Standing at just four feet and three inches tall, shiny, white, and with a blank visor instead of a face, the robot called ‘Asimo’ looked more like a Hollywood special-effect.
But that did not stop it from conducting the Detroit Symphony Orchestra in a record-breaking performance of The Impossible Dream from the Broadway musical Man of La Mancha.
“Hello, everyone,” said Asimo before the music began, with a friendly wave to the orchestra.
And yet the performance was in many ways a brilliant counterfeit.
In spite of Asimo’s remarkably fluid movements—humanlike would be a bit of a stretch—it was able only to mimic the actions of Charles Burke, the Detroit Symphony’s education director, who had videotaped himself conducting the same piece six months earlier. The tape was used by human programmers to instruct Asimo, because it is unable to respond to the musicians themselves.
Not that anyone would have known. The robot, designed by the Honda Motor Company, nodded its head, gestured with both one or both hands, and took a final bow at the end of the performance. Cued via remote control, Asimo even managed to slow the orchestra down for a big finish, moving into 6/8 time and ending with a dramatic long note.
“It is absolutely thrilling to perform with the Detroit Symphony Orchestra,” said Asimo, when the performance was over. “This is a magnificent concert hall.”

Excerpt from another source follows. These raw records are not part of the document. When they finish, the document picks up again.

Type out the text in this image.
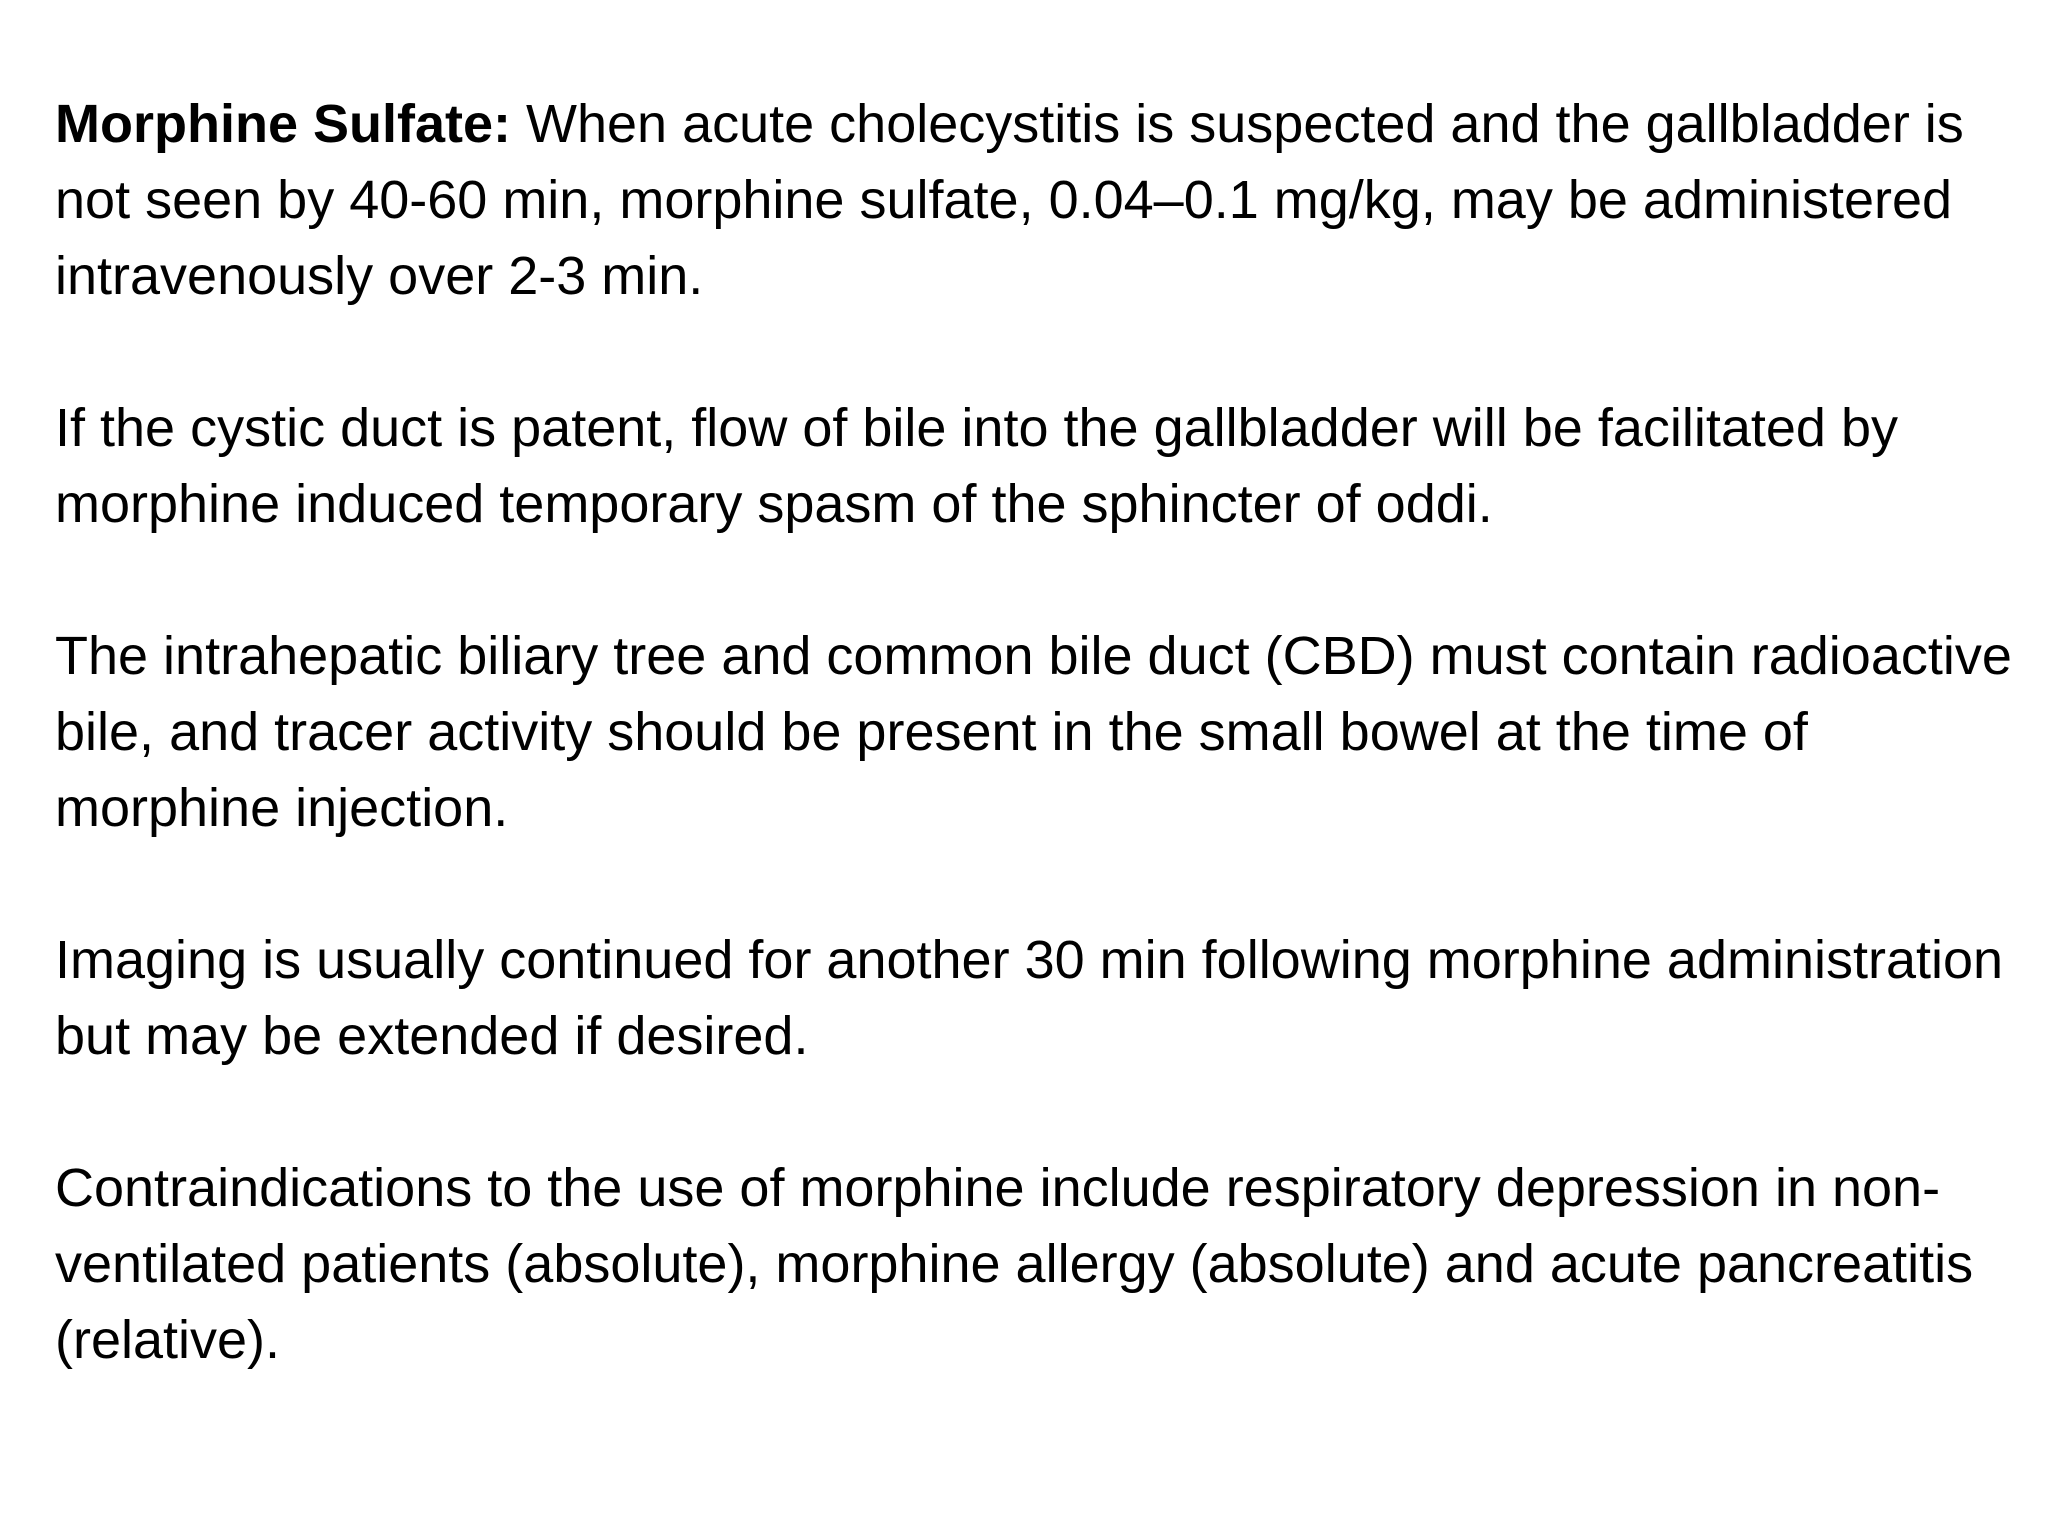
Morphine Sulfate: When acute cholecystitis is suspected and the gallbladder is not seen by 40-60 min, morphine sulfate, 0.04–0.1 mg/kg, may be administered intravenously over 2-3 min.

If the cystic duct is patent, flow of bile into the gallbladder will be facilitated by morphine induced temporary spasm of the sphincter of oddi.

The intrahepatic biliary tree and common bile duct (CBD) must contain radioactive bile, and tracer activity should be present in the small bowel at the time of morphine injection.

Imaging is usually continued for another 30 min following morphine administration but may be extended if desired.

Contraindications to the use of morphine include respiratory depression in non-ventilated patients (absolute), morphine allergy (absolute) and acute pancreatitis (relative).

The musicians themselves seemed to enjoy the experience. “The nice thing about this conductor is that it always does the same thing twice,” said one trumpeter.
And in spite of a botched rehearsal - the orchestra lost its place when Asimo slowed the tempo - the performance was seamless enough to make the soloists worry about any future technological developments. “I’m worried they’ll teach it to multitask,” said Yo-Yo Ma, the world-renowned cellist.
The rest of the concert was led by the Detroit Symphony’s resident (and humanoid) conductor, Thomas Wilkins.
A spokeswoman for Honda, Alicia Jones, said it was the first time that ASIMO had ever conducted an orchestra, and was probably the first time that any robot had presided over a live musical performance.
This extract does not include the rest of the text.